Which brings us to the here and now. I’ve been writing in one form or another for almost twenty years. I’m still chasing that rainbow where something I created hits it big and gains some meaning in the world, but that’s not what makes me sit here week after week plugging away.
There are a lot of reasons why. Part of it is that I’m not really sure I’m wired like everyone else. I think other people can literally think about ‘nothing’ when they’re bored. They can sit there in line or wait for the movie to start and think about how bored they are or something. Me? I shunt into weird flights of fancy about shows or movies I wish were real to things I wish would happen in real life. I can play a whole episode in my brain given time enough and if I didn’t have an outlet for them, they’d just pile up in there.
It’s also therapy in many ways. Being able to write a world where things happen the way they would if the world was right and just and sane helps a lot, especially with someone who listens to the news all the time like me and hears baldfaced insanity all the time.

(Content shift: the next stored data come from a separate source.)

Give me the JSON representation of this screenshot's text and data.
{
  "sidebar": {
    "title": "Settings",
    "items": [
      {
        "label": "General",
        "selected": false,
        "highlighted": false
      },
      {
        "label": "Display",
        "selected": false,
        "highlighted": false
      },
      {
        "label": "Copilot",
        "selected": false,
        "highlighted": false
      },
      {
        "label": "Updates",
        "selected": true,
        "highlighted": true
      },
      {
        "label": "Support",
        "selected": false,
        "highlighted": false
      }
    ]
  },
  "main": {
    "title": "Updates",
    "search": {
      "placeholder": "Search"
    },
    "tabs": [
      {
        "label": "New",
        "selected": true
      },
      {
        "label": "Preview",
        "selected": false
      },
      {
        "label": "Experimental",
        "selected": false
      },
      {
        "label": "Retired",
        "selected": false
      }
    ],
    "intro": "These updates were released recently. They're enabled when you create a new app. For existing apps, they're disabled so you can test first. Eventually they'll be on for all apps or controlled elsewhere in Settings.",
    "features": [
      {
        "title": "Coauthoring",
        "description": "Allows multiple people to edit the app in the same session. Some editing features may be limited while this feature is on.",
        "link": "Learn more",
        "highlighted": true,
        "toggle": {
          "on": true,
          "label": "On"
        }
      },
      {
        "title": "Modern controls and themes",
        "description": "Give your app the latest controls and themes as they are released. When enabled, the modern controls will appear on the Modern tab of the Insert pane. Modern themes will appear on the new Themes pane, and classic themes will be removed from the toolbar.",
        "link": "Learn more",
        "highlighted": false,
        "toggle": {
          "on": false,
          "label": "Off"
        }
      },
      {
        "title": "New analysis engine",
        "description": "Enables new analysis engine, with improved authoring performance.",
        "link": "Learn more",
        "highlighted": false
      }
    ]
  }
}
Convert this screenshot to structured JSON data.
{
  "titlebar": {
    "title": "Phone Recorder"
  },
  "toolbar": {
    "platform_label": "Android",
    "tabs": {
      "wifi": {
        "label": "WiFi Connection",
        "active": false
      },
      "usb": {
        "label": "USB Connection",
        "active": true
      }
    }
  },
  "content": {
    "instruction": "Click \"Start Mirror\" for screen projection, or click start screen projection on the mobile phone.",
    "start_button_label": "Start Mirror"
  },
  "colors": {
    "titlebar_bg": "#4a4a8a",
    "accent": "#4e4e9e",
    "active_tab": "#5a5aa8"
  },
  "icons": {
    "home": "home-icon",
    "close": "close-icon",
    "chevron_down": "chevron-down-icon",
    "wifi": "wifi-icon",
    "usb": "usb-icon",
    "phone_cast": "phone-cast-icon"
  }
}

And, to be perfectly honest, it’s an excuse. I’m a curious guy who loves science and learning, but I’m pretty much only good at knowing those facts, not applying them. Writing speculative fiction lets me put those facts to good use and justifies my endless quest to learn all the odd things that come up in my works (yes, even fantasy).
That’s about it. I’m honestly shocked I managed to get four pages written on myself. Oh well, you asked and I provided. That’s how it works. If you want to see me talk about other subjects, just post on the forum and I’ll see if I can’t make it happen.